Tuesday, 10 April 2012

grids

the boys ride their bicycles to the north edge of town, to railway avenue, two blocks up from the grocery store and one and a half blocks across from the grain elevators. the train had sparked yesterday afternoon climbing the hill it always climbs, by the carleton's yard, and all the surrounding ditches are charred and flaking like crappy old acrylic paint discs in the school's art room.

the siren had called for the town's fourteen volunteer firefighters, but for insurance purposes they couldn't pass the outside edge of town with the truck.

the boys lean their bicycles against the nelson's garage and push the gate open, the one that doesn't close properly because one of the hinges is off and the lock doesn't match up. mr. nelson's yard is getting pretty wild, and the boys promise to get the lawnmower out of the garage for him after they use his barbeque for lunch. mr. nelson doesn't use his barbeque much, but there are still some coals in the bottom.

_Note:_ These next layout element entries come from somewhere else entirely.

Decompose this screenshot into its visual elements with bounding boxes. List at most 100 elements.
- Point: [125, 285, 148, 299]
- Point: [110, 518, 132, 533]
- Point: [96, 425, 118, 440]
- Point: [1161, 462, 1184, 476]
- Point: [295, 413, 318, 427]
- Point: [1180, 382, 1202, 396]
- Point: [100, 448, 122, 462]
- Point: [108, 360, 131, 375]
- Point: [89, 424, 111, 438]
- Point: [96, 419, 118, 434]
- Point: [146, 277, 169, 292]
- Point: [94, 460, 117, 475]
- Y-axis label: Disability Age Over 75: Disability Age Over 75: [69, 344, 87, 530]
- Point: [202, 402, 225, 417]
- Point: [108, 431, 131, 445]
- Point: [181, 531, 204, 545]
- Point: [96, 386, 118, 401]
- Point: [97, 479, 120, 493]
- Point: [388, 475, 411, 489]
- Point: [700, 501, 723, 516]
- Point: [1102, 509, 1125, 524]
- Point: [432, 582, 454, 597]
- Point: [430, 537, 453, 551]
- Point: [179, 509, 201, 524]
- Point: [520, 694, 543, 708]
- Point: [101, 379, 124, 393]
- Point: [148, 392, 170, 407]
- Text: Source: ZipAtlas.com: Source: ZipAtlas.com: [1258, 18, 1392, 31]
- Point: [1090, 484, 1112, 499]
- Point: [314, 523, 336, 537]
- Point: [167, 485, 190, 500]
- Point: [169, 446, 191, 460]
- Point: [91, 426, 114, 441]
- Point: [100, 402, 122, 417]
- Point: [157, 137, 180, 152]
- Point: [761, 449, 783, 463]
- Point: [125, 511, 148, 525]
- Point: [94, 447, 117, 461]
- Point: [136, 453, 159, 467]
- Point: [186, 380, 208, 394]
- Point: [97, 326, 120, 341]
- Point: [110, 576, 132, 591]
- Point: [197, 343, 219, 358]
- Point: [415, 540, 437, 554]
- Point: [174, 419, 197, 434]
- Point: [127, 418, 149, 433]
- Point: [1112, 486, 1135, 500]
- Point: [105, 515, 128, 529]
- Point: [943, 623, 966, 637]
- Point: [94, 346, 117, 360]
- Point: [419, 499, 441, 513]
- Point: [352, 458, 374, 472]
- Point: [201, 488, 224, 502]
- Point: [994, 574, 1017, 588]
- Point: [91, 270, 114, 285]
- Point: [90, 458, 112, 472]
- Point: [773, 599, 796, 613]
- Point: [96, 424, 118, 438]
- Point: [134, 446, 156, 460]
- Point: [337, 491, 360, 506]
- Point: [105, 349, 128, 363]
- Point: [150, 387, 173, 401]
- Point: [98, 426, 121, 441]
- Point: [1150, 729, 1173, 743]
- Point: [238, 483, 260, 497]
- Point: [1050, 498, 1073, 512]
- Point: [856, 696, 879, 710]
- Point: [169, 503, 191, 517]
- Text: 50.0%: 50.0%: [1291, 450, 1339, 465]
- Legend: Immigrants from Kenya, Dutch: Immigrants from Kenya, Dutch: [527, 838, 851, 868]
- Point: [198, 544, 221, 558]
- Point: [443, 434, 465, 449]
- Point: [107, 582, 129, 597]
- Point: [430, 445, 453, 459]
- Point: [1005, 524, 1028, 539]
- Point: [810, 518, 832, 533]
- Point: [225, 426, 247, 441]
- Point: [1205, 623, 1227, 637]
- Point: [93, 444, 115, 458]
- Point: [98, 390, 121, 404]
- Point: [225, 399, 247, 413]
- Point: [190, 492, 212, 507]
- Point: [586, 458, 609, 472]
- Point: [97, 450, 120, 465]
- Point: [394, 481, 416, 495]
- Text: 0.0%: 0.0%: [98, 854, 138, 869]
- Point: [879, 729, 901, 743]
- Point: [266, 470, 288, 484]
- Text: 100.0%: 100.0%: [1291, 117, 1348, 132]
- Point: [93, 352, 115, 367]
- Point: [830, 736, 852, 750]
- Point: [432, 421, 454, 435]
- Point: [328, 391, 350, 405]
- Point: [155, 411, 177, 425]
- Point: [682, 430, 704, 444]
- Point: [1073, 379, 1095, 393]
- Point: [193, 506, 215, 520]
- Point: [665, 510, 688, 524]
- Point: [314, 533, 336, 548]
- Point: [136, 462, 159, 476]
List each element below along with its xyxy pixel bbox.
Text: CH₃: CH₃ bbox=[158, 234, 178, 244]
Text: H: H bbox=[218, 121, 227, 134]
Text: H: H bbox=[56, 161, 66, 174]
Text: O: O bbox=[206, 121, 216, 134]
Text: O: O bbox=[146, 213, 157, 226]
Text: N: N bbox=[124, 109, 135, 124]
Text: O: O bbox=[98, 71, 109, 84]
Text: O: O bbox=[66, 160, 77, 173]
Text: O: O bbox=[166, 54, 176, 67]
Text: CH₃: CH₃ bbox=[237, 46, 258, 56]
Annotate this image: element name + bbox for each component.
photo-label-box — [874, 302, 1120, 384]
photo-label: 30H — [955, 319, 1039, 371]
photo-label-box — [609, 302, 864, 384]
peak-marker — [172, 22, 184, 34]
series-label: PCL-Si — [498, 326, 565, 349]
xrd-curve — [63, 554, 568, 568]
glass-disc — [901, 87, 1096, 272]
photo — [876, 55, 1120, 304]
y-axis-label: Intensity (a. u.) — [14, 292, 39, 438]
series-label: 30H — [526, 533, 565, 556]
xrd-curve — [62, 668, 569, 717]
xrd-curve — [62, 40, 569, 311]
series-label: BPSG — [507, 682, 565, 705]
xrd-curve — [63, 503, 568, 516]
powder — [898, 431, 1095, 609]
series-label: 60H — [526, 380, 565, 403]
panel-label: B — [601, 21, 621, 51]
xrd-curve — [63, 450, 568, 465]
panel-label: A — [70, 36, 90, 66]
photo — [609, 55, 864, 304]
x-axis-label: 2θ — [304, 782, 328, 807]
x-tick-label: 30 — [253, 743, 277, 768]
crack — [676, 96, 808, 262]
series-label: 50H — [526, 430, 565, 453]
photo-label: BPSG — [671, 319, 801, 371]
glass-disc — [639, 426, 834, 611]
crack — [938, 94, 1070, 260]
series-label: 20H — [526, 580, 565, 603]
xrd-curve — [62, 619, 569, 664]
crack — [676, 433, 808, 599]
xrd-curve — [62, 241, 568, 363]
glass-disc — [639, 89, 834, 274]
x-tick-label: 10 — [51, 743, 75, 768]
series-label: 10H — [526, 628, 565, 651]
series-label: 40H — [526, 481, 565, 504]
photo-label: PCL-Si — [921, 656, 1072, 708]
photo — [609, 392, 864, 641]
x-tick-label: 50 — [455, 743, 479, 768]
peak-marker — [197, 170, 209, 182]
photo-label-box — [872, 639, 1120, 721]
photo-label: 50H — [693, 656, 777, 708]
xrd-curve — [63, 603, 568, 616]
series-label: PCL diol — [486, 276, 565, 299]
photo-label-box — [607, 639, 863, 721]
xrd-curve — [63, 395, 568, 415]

the summer is hot in a way that makes all the growth yellowish and scratchy on the part of the boys' legs that is above their socks and below their shorts. they both have scabs on their knees, but the one always picks the crusty part back on his, so it has a tight whitish-pink scar around the edges and a dark blood centre. when the grass in the nelsons' yard tickles him he scratches it again, and wipes the little bit of blood from his fingers to his shorts.

they get the coals going pretty easily, and then dig in their pockets for change to buy hotdogs. they're not interested in buns, just the pink hotdogs that come linked in plastic and nobody knows if they're raw or cooked or what. they walk the two blocks to the grocery store, wondering if they will be able to afford ketchup, or mustard, or both.


one of the boys doesn't really remember this story now, but the other, probably the one who picked at his scabby knees, he remembers everything. he remembers hearing that siren again, and how mrs. foley, who worked at the till at the grocery store, left midway through ringing in the ketchup to look out the window and see if she could see smoke. "seems like we've been hearing that thing too often lately!" she said.

there was a hole in the back of the barbeque or something, and the nelson's yard and garage probably caught fire long before the boys even got to the isle with plastic-linked hotdogs. neither one of them can really remember how much trouble they got in, or what was in that garage besides the lawnmower-- but the one boy, the one that remembers all the details, can recall standing on the street with a bottle of ketchup in his hand, wondering why the heck they hadn't rode their bicycles to the grocery store.